Plans call for tearing down 70 percent of the two-story building and then putting up a mixed-use combination of one- and two-bedroom apartments, a community center and up to 3,000 square feet of commercial space on the ground floor that will house the NAACP and a new Buffalo Black Achievers Museum to showcase the winners of annual awards. The team is working with Silvestri Architects on the design.
“What we’re going to do is have a museum that is actually highlighting the contributions that African-Americans have done in Buffalo,” Pawlik said. “Building this project will complement the successes on Jefferson and the surrounding East Side. To be able to breathe new economic life into that building will be exciting.”
As with Pawlik’s East Ferry development, the new $7.45 million project will rely on a construction loan and low-income tax credits from the state Division of Housing and Community Renewal, which can be sold to investment funds to leverage additional financing dollars. Officials have already completed the necessary market studies and other documentation for the state application, and hope to receive approval by March, Pawlik said. Empire State Development is also putting up $500,000 for renovation of the commercial space.
“It’s a complicated funding process,” he said. “We are fortunate to be able to put a very competitive application in.”
The proposal will be reviewed by the Buffalo Planning Board on Tuesday at its 8:15 a.m. meeting. If approved, work would begin in September 2014 and wrap up in August 2015.
Also on Tuesday’s agenda is a $40 million plan by Frank Chinnici’s Legacy Development for construction of a 250-unit apartment complex at 39-89 LaSalle Ave., near William Price Parkway. The proposal calls for market-rate housing, aimed specifically but not exclusively at students, on about 10 acres near the LaSalle Metro Rail station.

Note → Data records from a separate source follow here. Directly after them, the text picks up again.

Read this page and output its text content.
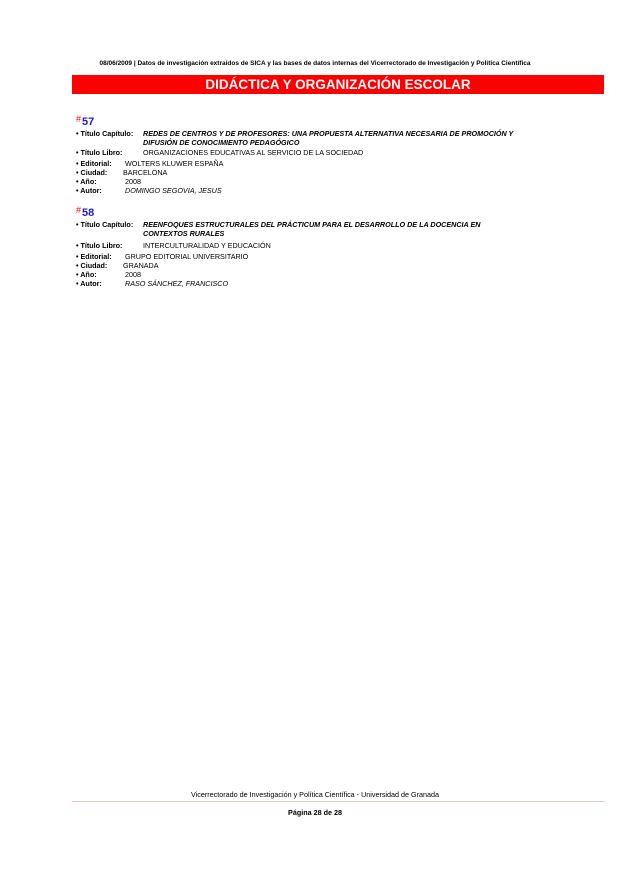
08/06/2009 | Datos de investigación extraídos de SICA y las bases de datos internas del Vicerrectorado de Investigación y Política Científica
DIDÁCTICA Y ORGANIZACIÓN ESCOLAR
# 57
• Título Capítulo: REDES DE CENTROS Y DE PROFESORES: UNA PROPUESTA ALTERNATIVA NECESARIA DE PROMOCIÓN Y DIFUSIÓN DE CONOCIMIENTO PEDAGÓGICO
• Título Libro:	ORGANIZACIONES EDUCATIVAS AL SERVICIO DE LA SOCIEDAD
• Editorial: WOLTERS KLUWER ESPAÑA
• Ciudad: BARCELONA
• Año:	2008
• Autor:	DOMINGO SEGOVIA, JESUS
# 58
• Título Capítulo: REENFOQUES ESTRUCTURALES DEL PRÁCTICUM PARA EL DESARROLLO DE LA DOCENCIA EN CONTEXTOS RURALES
• Título Libro:	INTERCULTURALIDAD Y EDUCACIÓN
• Editorial: GRUPO EDITORIAL UNIVERSITARIO
• Ciudad: GRANADA
• Año:	2008
• Autor:	RASO SÁNCHEZ, FRANCISCO
Vicerrectorado de Investigación y Política Científica - Universidad de Granada
Página 28 de 28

Townhouses and single-family homes are also in the works.
Founded in 1998 and solely owned by Chinnici since 2003, Legacy developed the Autumn Creek apartments on North French Road in Amherst, and also has residential and commercial projects in Amherst, Clarence, East Aurora and Tonawanda.
The Planning Board will also review proposals for the Flying Bison Brewery, with tasting rooms and patios, at 840 Seneca St.; Resurgence Brewing Co., with outdoor patio tasting rooms, at 1250-1270 Niagara St.; and Big Ditch Brewery, with a tasting room, at 337 Ellicott St.
Additionally, D’Youville College, in conjunction with Stieglitz & Snyder architects, is seeking permission to convert the 65,000-square-foot former Gateway Longview facility, on 0.85 acres at 605 Niagara St., into new science center labs.